Reputation: 13
I am trying to understand piping in C. I have constructed two test programs that should be working but while running ,the second one prints uninitialized chars rather than the expected string. Is there anything obvious I am missing?
int main()
{
int parentToChild[2]; //1 Write
int childToParent[2]; //0 Read
pipe(parentToChild);
pipe(childToParent);
int parent = fork();
if(!parent)
{
close(parentToChild[1]);
close(childToParent[0]);
dup2(1,childToParent[1]); //sets child's stdout to send to parent
dup2(0,parentToChild[0]); //sets child's stdin to come from parent
execl("./program","./program",NULL);
}
close(childToParent[1]);
close(parentToChild[0]);
FILE* readin = fdopen(childToParent[0],"r");
FILE* writeto = fdopen(parentToChild[1],"w");
fprintf(writeto,"msg\n");
fflush(writeto);
return 0;
}
int main()
{ //The child process
fprintf(stderr,"Program started\n");
char buff[1024];
fgets(buff,1024,stdin);
fprintf(stderr,"%s",buff);
}
Upvotes: 0
Views: 294
Reputation: 17345
The issue is in the lines:
dup2(1,childToParent[1]); // Error!
dup2(0,parentToChild[0]); // Error!
The order of the file descriptors in the dup2 call is switched.

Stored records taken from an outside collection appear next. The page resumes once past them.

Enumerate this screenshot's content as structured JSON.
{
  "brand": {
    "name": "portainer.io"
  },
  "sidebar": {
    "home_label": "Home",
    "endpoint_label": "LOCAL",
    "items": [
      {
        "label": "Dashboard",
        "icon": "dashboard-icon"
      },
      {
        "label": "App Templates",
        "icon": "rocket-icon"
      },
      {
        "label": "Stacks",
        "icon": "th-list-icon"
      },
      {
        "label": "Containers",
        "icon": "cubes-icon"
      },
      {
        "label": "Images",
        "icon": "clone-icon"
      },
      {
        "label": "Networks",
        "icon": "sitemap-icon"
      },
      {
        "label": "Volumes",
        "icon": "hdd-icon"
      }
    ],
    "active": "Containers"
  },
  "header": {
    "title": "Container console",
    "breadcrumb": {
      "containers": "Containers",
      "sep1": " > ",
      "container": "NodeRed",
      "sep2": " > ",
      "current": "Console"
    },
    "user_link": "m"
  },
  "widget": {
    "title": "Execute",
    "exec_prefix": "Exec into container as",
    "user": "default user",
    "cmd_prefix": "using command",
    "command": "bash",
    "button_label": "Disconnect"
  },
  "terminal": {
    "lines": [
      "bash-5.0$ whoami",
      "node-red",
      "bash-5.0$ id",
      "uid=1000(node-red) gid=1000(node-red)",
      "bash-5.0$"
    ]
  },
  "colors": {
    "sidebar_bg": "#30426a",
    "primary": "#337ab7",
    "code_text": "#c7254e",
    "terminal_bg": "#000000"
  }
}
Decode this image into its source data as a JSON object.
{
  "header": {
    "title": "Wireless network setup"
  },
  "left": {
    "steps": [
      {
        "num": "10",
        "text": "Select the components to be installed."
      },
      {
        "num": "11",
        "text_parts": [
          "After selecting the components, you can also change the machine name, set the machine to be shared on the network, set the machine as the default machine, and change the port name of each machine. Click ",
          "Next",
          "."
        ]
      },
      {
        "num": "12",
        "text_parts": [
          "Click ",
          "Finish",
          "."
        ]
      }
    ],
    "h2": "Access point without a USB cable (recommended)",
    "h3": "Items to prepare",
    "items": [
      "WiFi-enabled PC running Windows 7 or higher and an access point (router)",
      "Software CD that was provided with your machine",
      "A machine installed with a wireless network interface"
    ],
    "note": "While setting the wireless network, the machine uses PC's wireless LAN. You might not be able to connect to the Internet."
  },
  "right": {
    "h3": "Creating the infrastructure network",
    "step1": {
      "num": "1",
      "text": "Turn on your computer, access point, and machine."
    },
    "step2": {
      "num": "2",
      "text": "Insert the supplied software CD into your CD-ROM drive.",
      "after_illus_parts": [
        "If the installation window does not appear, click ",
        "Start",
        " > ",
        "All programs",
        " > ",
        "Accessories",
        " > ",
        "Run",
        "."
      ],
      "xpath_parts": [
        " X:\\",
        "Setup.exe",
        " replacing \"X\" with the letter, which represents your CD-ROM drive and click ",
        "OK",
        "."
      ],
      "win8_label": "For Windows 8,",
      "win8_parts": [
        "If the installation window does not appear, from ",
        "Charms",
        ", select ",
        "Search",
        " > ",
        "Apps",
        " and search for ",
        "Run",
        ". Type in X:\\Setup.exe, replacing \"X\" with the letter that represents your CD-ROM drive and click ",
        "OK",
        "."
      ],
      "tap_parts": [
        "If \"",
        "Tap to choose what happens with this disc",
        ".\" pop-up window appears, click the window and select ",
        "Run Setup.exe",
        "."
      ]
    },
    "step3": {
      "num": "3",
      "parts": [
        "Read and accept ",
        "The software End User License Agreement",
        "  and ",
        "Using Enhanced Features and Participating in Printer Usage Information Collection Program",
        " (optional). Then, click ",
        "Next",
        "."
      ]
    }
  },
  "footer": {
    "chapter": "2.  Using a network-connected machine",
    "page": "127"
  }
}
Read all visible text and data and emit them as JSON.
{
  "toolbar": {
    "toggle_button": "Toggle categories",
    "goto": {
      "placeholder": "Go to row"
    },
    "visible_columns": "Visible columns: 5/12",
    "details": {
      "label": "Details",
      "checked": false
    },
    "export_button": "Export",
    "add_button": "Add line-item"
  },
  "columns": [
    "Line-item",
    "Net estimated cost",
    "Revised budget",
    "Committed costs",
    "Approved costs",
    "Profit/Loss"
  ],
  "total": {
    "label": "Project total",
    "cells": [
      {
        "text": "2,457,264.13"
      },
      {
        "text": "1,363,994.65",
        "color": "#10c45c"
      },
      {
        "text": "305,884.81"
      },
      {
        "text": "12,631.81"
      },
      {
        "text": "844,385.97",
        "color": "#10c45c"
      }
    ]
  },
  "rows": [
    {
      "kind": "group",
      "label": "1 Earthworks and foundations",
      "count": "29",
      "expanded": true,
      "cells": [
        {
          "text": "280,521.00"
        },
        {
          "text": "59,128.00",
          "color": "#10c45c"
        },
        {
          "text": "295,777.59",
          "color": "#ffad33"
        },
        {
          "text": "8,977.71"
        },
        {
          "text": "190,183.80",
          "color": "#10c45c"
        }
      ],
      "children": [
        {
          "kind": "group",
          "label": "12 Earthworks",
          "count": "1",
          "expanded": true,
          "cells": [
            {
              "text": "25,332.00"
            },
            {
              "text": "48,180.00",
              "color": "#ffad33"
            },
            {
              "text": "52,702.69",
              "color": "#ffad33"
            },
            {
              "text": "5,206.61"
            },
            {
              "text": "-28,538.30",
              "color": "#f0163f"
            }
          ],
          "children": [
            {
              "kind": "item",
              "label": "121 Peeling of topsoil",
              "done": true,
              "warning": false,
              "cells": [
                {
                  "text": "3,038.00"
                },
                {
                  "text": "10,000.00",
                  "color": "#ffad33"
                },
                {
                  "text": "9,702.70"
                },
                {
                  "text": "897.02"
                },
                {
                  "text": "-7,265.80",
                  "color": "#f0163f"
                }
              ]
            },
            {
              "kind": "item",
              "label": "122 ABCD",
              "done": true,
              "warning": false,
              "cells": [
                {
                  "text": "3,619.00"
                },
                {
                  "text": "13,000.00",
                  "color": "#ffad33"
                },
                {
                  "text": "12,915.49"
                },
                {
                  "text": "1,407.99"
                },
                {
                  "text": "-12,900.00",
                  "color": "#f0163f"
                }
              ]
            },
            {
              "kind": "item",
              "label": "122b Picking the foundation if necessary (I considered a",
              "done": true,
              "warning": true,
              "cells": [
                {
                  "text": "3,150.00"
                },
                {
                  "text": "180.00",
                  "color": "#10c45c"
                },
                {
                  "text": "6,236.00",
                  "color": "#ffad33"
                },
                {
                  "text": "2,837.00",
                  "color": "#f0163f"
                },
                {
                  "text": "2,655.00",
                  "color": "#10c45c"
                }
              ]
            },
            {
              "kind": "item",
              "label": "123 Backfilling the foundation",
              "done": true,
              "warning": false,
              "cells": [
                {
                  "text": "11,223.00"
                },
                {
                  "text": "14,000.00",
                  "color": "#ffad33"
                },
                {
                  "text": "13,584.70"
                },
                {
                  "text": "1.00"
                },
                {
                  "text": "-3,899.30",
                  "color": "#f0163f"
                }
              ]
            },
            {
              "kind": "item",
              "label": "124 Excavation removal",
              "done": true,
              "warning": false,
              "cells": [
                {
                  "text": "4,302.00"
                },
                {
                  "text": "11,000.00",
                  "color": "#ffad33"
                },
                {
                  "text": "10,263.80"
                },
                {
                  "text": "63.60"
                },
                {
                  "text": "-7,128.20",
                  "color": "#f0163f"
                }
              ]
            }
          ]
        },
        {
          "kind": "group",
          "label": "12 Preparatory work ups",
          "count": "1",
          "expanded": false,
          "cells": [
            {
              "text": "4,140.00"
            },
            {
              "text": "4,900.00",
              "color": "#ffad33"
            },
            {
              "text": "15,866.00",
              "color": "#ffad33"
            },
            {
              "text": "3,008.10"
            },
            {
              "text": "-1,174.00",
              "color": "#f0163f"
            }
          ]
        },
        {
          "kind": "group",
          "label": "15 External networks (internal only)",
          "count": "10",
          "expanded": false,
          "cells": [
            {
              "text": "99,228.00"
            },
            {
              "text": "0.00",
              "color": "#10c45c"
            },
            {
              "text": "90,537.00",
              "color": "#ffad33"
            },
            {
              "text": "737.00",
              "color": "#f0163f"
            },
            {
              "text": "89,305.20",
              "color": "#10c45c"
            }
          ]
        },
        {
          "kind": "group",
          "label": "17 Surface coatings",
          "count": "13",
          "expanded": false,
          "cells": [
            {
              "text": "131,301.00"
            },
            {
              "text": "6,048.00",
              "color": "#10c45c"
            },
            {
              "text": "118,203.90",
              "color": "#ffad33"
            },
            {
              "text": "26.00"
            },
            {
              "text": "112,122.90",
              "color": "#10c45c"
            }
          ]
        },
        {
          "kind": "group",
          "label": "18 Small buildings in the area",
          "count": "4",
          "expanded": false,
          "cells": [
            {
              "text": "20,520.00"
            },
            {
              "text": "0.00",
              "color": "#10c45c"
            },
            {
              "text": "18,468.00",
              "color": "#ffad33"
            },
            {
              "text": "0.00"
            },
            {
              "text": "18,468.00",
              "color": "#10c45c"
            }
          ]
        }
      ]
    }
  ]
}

To fix you code you have to change these lines by:
dup2(childToParent[1],1); //sets child's stdout to send to parent
dup2(parentToChild[0],0); //sets child's stdin to come from parent
The dup2(new_fd, old_fd) makes the newe fd to be a copy of the old fd argument. For more info just check the man page of the dup2.
Note: I tested your code by introducing the changes above and now it's working correctly.